Nancy and Marshall Eamons are not bad people, and they don’t hate their son. They truly believe they are doing the best thing for him, and until Jared experiences conversion therapy firsthand, he agrees with them.
Nicole Kidman’s performance as Jared’s mother Nancy is noteworthy. She stays with Jared throughout his experience at Love in Action, so we’re able to witness her transformation as she goes from firmly believing that Jared’s having a necessary experience to realizing her son is being abused.
Kidman’s Nancy lets her love for her son strengthen and transform her, as she embraces the notion that instinct is more important than what she’s been taught to believe.
Garrard Conley’s mission in writing his memoir, and Edgerton’s stated mission regarding the film, is to help families and young LGBTQ people who may be in similar positions to Jared and his parents better understand and accept each other.
The goal is also to bring an awareness to the painful practice of conversion therapy — Conley’s website states that around 20,000 people are currently impacted by it.
Boy Erased does shed light on the abusive nature of conversion therapy without making it a story about hatred. However, what it doesn’t do is give the subject the depth of consideration that it deserves. The film can be non-judgmental to a fault.
Audiences will understand that Jared’s concerns about his sexuality, his parents’ reaction to it, and the existence of organizations like Love in Action come from a particular interpretation of biblical scripture. But unless you’ve had direct interaction with that form of Christianity, Boy Erased won’t help much in showing the basis for that belief, or the wider spectrum of ways in which different churches interact with the LGBTQ community.
The movie also gives Sykes, its chief abuser, a pass of his own by the end of the film, essentially letting him off the hook for behavior that cries out for justice.
The film also doesn’t make a very strong connection to the many LGBTQ characters Jared meets at Love In Action. These fellow participants stay on the sidelines, and are mostly shown as various targets of shame and abuse rather than fully realized characters.
As writer Oliver Whitney shares in his essay at INTO magazine, Boy Erased wastes an opportunity to explore cycles of toxic masculinity and homophobia in its other queer characters, including Dolan’s Jon.
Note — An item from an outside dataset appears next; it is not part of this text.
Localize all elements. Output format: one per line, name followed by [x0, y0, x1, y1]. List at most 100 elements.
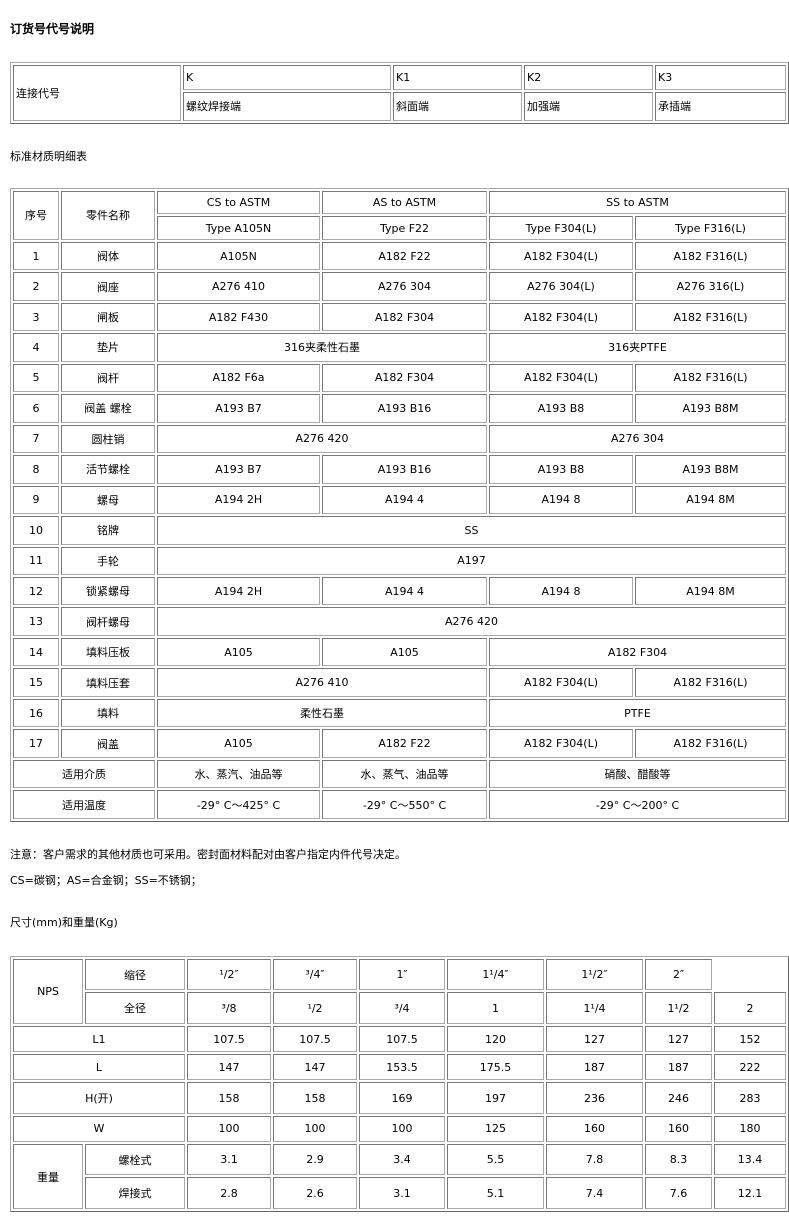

This is a particular letdown, considering that the actor playing him is a filmmaker whose own body of work addresses queer identity.
Boy Erased has good intentions. Joel Edgerton’s film wants to be a doorway to conversation between members of the LGBTQ community seeking acceptance and support, and the parents who don’t fully understand them. Perhaps for those in that situation, the film may be a good starting point.
But on a wider scale, the film’s attempt to humanize all parties lessens the power of the statement it’s trying to make. It avoids the deeper implications of the abusive practice it’s addressing.
Boy Erased’s treatment of its subject matter and characters remains disappointingly surface-level, when it could be much more.